Dogs aren’t known as Man’s Best Friend for nothing. You’re your dog’s #1, so you better be her top priority…or else.
Yep, dogs can get jealous.
So, You Think Your Dog is Jealous?
There are a lot of signs that might lead you to believe your dog is behaving jealously. A few of the most common include:
- Invasion of your physical space
- More frequent requests for play or affection
- Increased whining or other vocalizations
- A sense of restlessness
- Destructive behavior when being “ignored”
Seen any of these signs? Then you might be right…your dog could be jealous! Scientists have been debating for more than a century over the concept of jealousy in animals, but recent studies are shining light on jealous emotions in dogs.

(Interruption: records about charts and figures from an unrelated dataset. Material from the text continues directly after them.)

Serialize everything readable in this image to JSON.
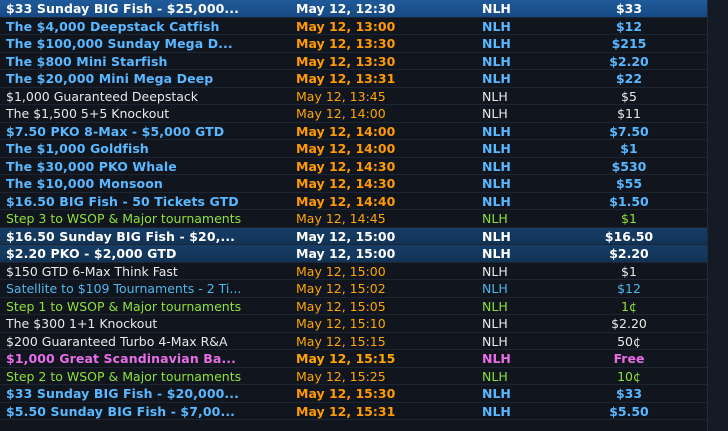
{
  "tournaments": [
    {
      "name": "$33 Sunday BIG Fish - $25,000...",
      "date": "May 12, 12:30",
      "game": "NLH",
      "buyin": "$33",
      "style": "sel",
      "weight": "bold"
    },
    {
      "name": "The $4,000 Deepstack Catfish",
      "date": "May 12, 13:00",
      "game": "NLH",
      "buyin": "$12",
      "style": "blue",
      "weight": "bold"
    },
    {
      "name": "The $100,000 Sunday Mega D...",
      "date": "May 12, 13:30",
      "game": "NLH",
      "buyin": "$215",
      "style": "blue",
      "weight": "bold"
    },
    {
      "name": "The $800 Mini Starfish",
      "date": "May 12, 13:30",
      "game": "NLH",
      "buyin": "$2.20",
      "style": "blue",
      "weight": "bold"
    },
    {
      "name": "The $20,000 Mini Mega Deep",
      "date": "May 12, 13:31",
      "game": "NLH",
      "buyin": "$22",
      "style": "blue",
      "weight": "bold"
    },
    {
      "name": "$1,000 Guaranteed Deepstack",
      "date": "May 12, 13:45",
      "game": "NLH",
      "buyin": "$5",
      "style": "white",
      "weight": "normal"
    },
    {
      "name": "The $1,500 5+5 Knockout",
      "date": "May 12, 14:00",
      "game": "NLH",
      "buyin": "$11",
      "style": "white",
      "weight": "normal"
    },
    {
      "name": "$7.50 PKO 8-Max - $5,000 GTD",
      "date": "May 12, 14:00",
      "game": "NLH",
      "buyin": "$7.50",
      "style": "blue",
      "weight": "bold"
    },
    {
      "name": "The $1,000 Goldfish",
      "date": "May 12, 14:00",
      "game": "NLH",
      "buyin": "$1",
      "style": "blue",
      "weight": "bold"
    },
    {
      "name": "The $30,000 PKO Whale",
      "date": "May 12, 14:30",
      "game": "NLH",
      "buyin": "$530",
      "style": "blue",
      "weight": "bold"
    },
    {
      "name": "The $10,000 Monsoon",
      "date": "May 12, 14:30",
      "game": "NLH",
      "buyin": "$55",
      "style": "blue",
      "weight": "bold"
    },
    {
      "name": "$16.50 BIG Fish - 50 Tickets GTD",
      "date": "May 12, 14:40",
      "game": "NLH",
      "buyin": "$1.50",
      "style": "blue",
      "weight": "bold"
    },
    {
      "name": "Step 3 to WSOP & Major tournaments",
      "date": "May 12, 14:45",
      "game": "NLH",
      "buyin": "$1",
      "style": "green",
      "weight": "normal"
    },
    {
      "name": "$16.50 Sunday BIG Fish - $20,...",
      "date": "May 12, 15:00",
      "game": "NLH",
      "buyin": "$16.50",
      "style": "sel",
      "weight": "bold",
      "bg": "hl"
    },
    {
      "name": "$2.20 PKO - $2,000 GTD",
      "date": "May 12, 15:00",
      "game": "NLH",
      "buyin": "$2.20",
      "style": "sel",
      "weight": "bold",
      "bg": "hl"
    },
    {
      "name": "$150 GTD 6-Max Think Fast",
      "date": "May 12, 15:00",
      "game": "NLH",
      "buyin": "$1",
      "style": "white",
      "weight": "normal"
    },
    {
      "name": "Satellite to $109 Tournaments - 2 Ti...",
      "date": "May 12, 15:02",
      "game": "NLH",
      "buyin": "$12",
      "style": "cyan",
      "weight": "normal"
    },
    {
      "name": "Step 1 to WSOP & Major tournaments",
      "date": "May 12, 15:05",
      "game": "NLH",
      "buyin": "1¢",
      "style": "green",
      "weight": "normal"
    },
    {
      "name": "The $300 1+1 Knockout",
      "date": "May 12, 15:10",
      "game": "NLH",
      "buyin": "$2.20",
      "style": "white",
      "weight": "normal"
    },
    {
      "name": "$200 Guaranteed Turbo 4-Max R&A",
      "date": "May 12, 15:15",
      "game": "NLH",
      "buyin": "50¢",
      "style": "white",
      "weight": "normal"
    },
    {
      "name": "$1,000 Great Scandinavian Ba...",
      "date": "May 12, 15:15",
      "game": "NLH",
      "buyin": "Free",
      "style": "pink",
      "weight": "bold"
    },
    {
      "name": "Step 2 to WSOP & Major tournaments",
      "date": "May 12, 15:25",
      "game": "NLH",
      "buyin": "10¢",
      "style": "green",
      "weight": "normal"
    },
    {
      "name": "$33 Sunday BIG Fish - $20,000...",
      "date": "May 12, 15:30",
      "game": "NLH",
      "buyin": "$33",
      "style": "blue",
      "weight": "bold"
    },
    {
      "name": "$5.50 Sunday BIG Fish - $7,00...",
      "date": "May 12, 15:31",
      "game": "NLH",
      "buyin": "$5.50",
      "style": "blue",
      "weight": "bold"
    }
  ]
}
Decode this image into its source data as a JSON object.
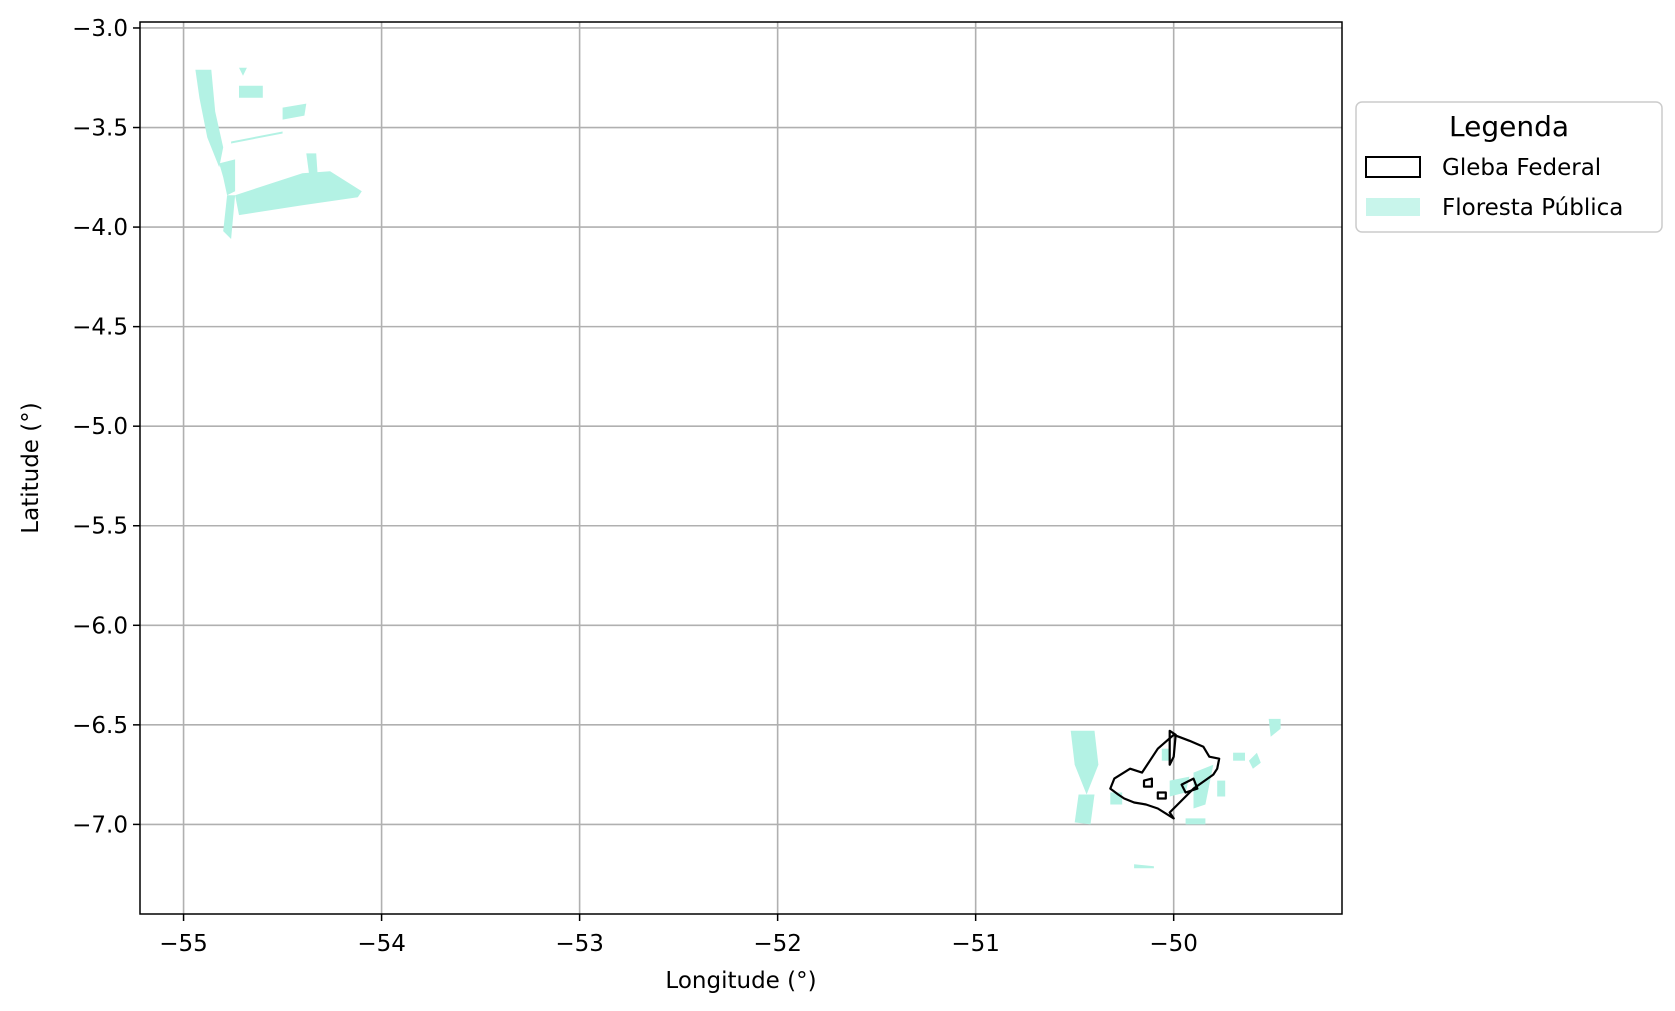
{
  "chart_data": {
    "type": "map",
    "title": "",
    "xlabel": "Longitude (°)",
    "ylabel": "Latitude (°)",
    "xlim": [
      -55.22,
      -49.15
    ],
    "ylim": [
      -7.45,
      -2.97
    ],
    "grid": true,
    "x_ticks": [
      -55,
      -54,
      -53,
      -52,
      -51,
      -50
    ],
    "y_ticks": [
      -3.0,
      -3.5,
      -4.0,
      -4.5,
      -5.0,
      -5.5,
      -6.0,
      -6.5,
      -7.0
    ],
    "x_tick_labels": [
      "−55",
      "−54",
      "−53",
      "−52",
      "−51",
      "−50"
    ],
    "y_tick_labels": [
      "−3.0",
      "−3.5",
      "−4.0",
      "−4.5",
      "−5.0",
      "−5.5",
      "−6.0",
      "−6.5",
      "−7.0"
    ],
    "legend": {
      "title": "Legenda",
      "placement": "outside-upper-right",
      "entries": [
        {
          "label": "Gleba Federal",
          "style": "outline",
          "color": "#000000"
        },
        {
          "label": "Floresta Pública",
          "style": "fill",
          "color": "#b3f2e4"
        }
      ]
    },
    "colors": {
      "floresta_publica": "#b3f2e4",
      "gleba_federal": "#000000",
      "grid": "#b0b0b0"
    },
    "layers": {
      "floresta_publica": [
        [
          [
            -54.94,
            -3.21
          ],
          [
            -54.86,
            -3.21
          ],
          [
            -54.84,
            -3.42
          ],
          [
            -54.8,
            -3.6
          ],
          [
            -54.82,
            -3.7
          ],
          [
            -54.88,
            -3.55
          ],
          [
            -54.92,
            -3.35
          ]
        ],
        [
          [
            -54.82,
            -3.68
          ],
          [
            -54.74,
            -3.66
          ],
          [
            -54.74,
            -3.82
          ],
          [
            -54.78,
            -3.84
          ],
          [
            -54.8,
            -3.75
          ]
        ],
        [
          [
            -54.78,
            -3.84
          ],
          [
            -54.74,
            -3.84
          ],
          [
            -54.76,
            -4.06
          ],
          [
            -54.8,
            -4.02
          ]
        ],
        [
          [
            -54.74,
            -3.84
          ],
          [
            -54.4,
            -3.73
          ],
          [
            -54.26,
            -3.72
          ],
          [
            -54.1,
            -3.82
          ],
          [
            -54.12,
            -3.85
          ],
          [
            -54.4,
            -3.89
          ],
          [
            -54.72,
            -3.94
          ]
        ],
        [
          [
            -54.38,
            -3.63
          ],
          [
            -54.33,
            -3.63
          ],
          [
            -54.32,
            -3.78
          ],
          [
            -54.36,
            -3.78
          ]
        ],
        [
          [
            -54.72,
            -3.29
          ],
          [
            -54.6,
            -3.29
          ],
          [
            -54.6,
            -3.35
          ],
          [
            -54.72,
            -3.35
          ]
        ],
        [
          [
            -54.72,
            -3.2
          ],
          [
            -54.68,
            -3.2
          ],
          [
            -54.7,
            -3.24
          ]
        ],
        [
          [
            -54.5,
            -3.4
          ],
          [
            -54.38,
            -3.38
          ],
          [
            -54.39,
            -3.44
          ],
          [
            -54.5,
            -3.46
          ]
        ],
        [
          [
            -54.76,
            -3.57
          ],
          [
            -54.5,
            -3.52
          ],
          [
            -54.5,
            -3.53
          ],
          [
            -54.76,
            -3.58
          ]
        ],
        [
          [
            -50.52,
            -6.53
          ],
          [
            -50.4,
            -6.53
          ],
          [
            -50.38,
            -6.7
          ],
          [
            -50.44,
            -6.85
          ],
          [
            -50.5,
            -6.7
          ]
        ],
        [
          [
            -50.48,
            -6.85
          ],
          [
            -50.4,
            -6.85
          ],
          [
            -50.42,
            -7.0
          ],
          [
            -50.5,
            -6.99
          ]
        ],
        [
          [
            -50.32,
            -6.84
          ],
          [
            -50.26,
            -6.84
          ],
          [
            -50.26,
            -6.9
          ],
          [
            -50.32,
            -6.9
          ]
        ],
        [
          [
            -50.02,
            -6.78
          ],
          [
            -49.92,
            -6.76
          ],
          [
            -49.94,
            -6.84
          ],
          [
            -50.02,
            -6.86
          ]
        ],
        [
          [
            -49.9,
            -6.74
          ],
          [
            -49.8,
            -6.7
          ],
          [
            -49.84,
            -6.9
          ],
          [
            -49.9,
            -6.92
          ]
        ],
        [
          [
            -49.78,
            -6.78
          ],
          [
            -49.74,
            -6.78
          ],
          [
            -49.74,
            -6.86
          ],
          [
            -49.78,
            -6.86
          ]
        ],
        [
          [
            -49.7,
            -6.64
          ],
          [
            -49.64,
            -6.64
          ],
          [
            -49.64,
            -6.68
          ],
          [
            -49.7,
            -6.68
          ]
        ],
        [
          [
            -49.62,
            -6.68
          ],
          [
            -49.58,
            -6.64
          ],
          [
            -49.56,
            -6.69
          ],
          [
            -49.6,
            -6.72
          ]
        ],
        [
          [
            -49.52,
            -6.47
          ],
          [
            -49.46,
            -6.47
          ],
          [
            -49.46,
            -6.52
          ],
          [
            -49.51,
            -6.56
          ]
        ],
        [
          [
            -50.06,
            -6.62
          ],
          [
            -50.02,
            -6.62
          ],
          [
            -50.02,
            -6.68
          ],
          [
            -50.06,
            -6.68
          ]
        ],
        [
          [
            -49.94,
            -6.97
          ],
          [
            -49.84,
            -6.97
          ],
          [
            -49.84,
            -7.0
          ],
          [
            -49.94,
            -7.0
          ]
        ],
        [
          [
            -50.2,
            -7.2
          ],
          [
            -50.1,
            -7.21
          ],
          [
            -50.1,
            -7.22
          ],
          [
            -50.2,
            -7.22
          ]
        ]
      ],
      "gleba_federal": [
        [
          [
            -50.3,
            -6.77
          ],
          [
            -50.22,
            -6.72
          ],
          [
            -50.16,
            -6.74
          ],
          [
            -50.12,
            -6.68
          ],
          [
            -50.08,
            -6.62
          ],
          [
            -50.0,
            -6.55
          ],
          [
            -49.92,
            -6.58
          ],
          [
            -49.85,
            -6.61
          ],
          [
            -49.82,
            -6.66
          ],
          [
            -49.77,
            -6.67
          ],
          [
            -49.78,
            -6.72
          ],
          [
            -49.8,
            -6.75
          ],
          [
            -49.9,
            -6.82
          ],
          [
            -50.02,
            -6.94
          ],
          [
            -50.0,
            -6.97
          ],
          [
            -50.08,
            -6.92
          ],
          [
            -50.14,
            -6.9
          ],
          [
            -50.2,
            -6.89
          ],
          [
            -50.25,
            -6.87
          ],
          [
            -50.28,
            -6.85
          ],
          [
            -50.32,
            -6.82
          ]
        ],
        [
          [
            -50.15,
            -6.78
          ],
          [
            -50.11,
            -6.77
          ],
          [
            -50.11,
            -6.81
          ],
          [
            -50.15,
            -6.81
          ]
        ],
        [
          [
            -50.08,
            -6.84
          ],
          [
            -50.04,
            -6.84
          ],
          [
            -50.04,
            -6.87
          ],
          [
            -50.08,
            -6.87
          ]
        ],
        [
          [
            -50.02,
            -6.53
          ],
          [
            -49.99,
            -6.55
          ],
          [
            -50.0,
            -6.66
          ],
          [
            -50.02,
            -6.7
          ]
        ],
        [
          [
            -49.96,
            -6.8
          ],
          [
            -49.9,
            -6.77
          ],
          [
            -49.88,
            -6.82
          ],
          [
            -49.94,
            -6.84
          ]
        ]
      ]
    }
  }
}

It seems our furriest friends are potentially just as likely to become jealous over us as our significant others and even our children.
Why Would My Dog be Jealous?
Remember that dogs don’t do anything without a reason that’s rooted in evolution. Dogs likely developed the emotional sense of jealousy when their beneficial social relationship with us was challenged in some way. Of course, they’ve learned to manage that jealousy over time by understanding the line between appropriate jealous behavior (whining and asking for rubs) and inappropriate (biting your Tinder date.)
You see, jealousy is actually a complex emotion. All emotions are segmented as either “primary” or “secondary,” the former being things like fear and joy. Secondary emotions like jealousy, guilt, or shame are more nuanced, meaning only the most cognitively advanced animals experience them. Is your dog the jealous type? She might also be super-smart!
How Can I Make My Dog Less Jealous?
It’s sweet that you care about your dog’s emotional wellbeing. There’s a fine line between helping your dog process her feelings of jealousy healthily and enabling bad behavior. Finding that line can take some time.
Remember that although your dog can’t necessarily control her feelings of jealousy, she’s smart enough to control her actions. So if she’s behaving unacceptably when she gets jealous, she’s responsible for reining that in. If, for example, she rips up the curtains every time you snuggle on the couch with your spouse, don’t be afraid to reprimand her as you normally would when she misbehaves.
The trick is not only reprimanding your dog. To help her deal with her feelings of jealousy, you’ve got to reward her for good behavior while also not being a doormat to unacceptable behavior. Identify when your dog is prone to jealous outbursts, then preempt those outbursts with treats as you ease into a situation where she might normally behave jealously. Teach her that not only should she not be jealous of this other person/thing/activity, she should welcome it because she gets rewards!
Of course, be sure you’re still giving your dog plenty of individual attention, too. This is especially important if you’ve recently undergone a jealousy-inducing life change, like having a baby or adopting a second pet. The more secure your dog feels in her connection with you, the less prone to jealousy she’ll be.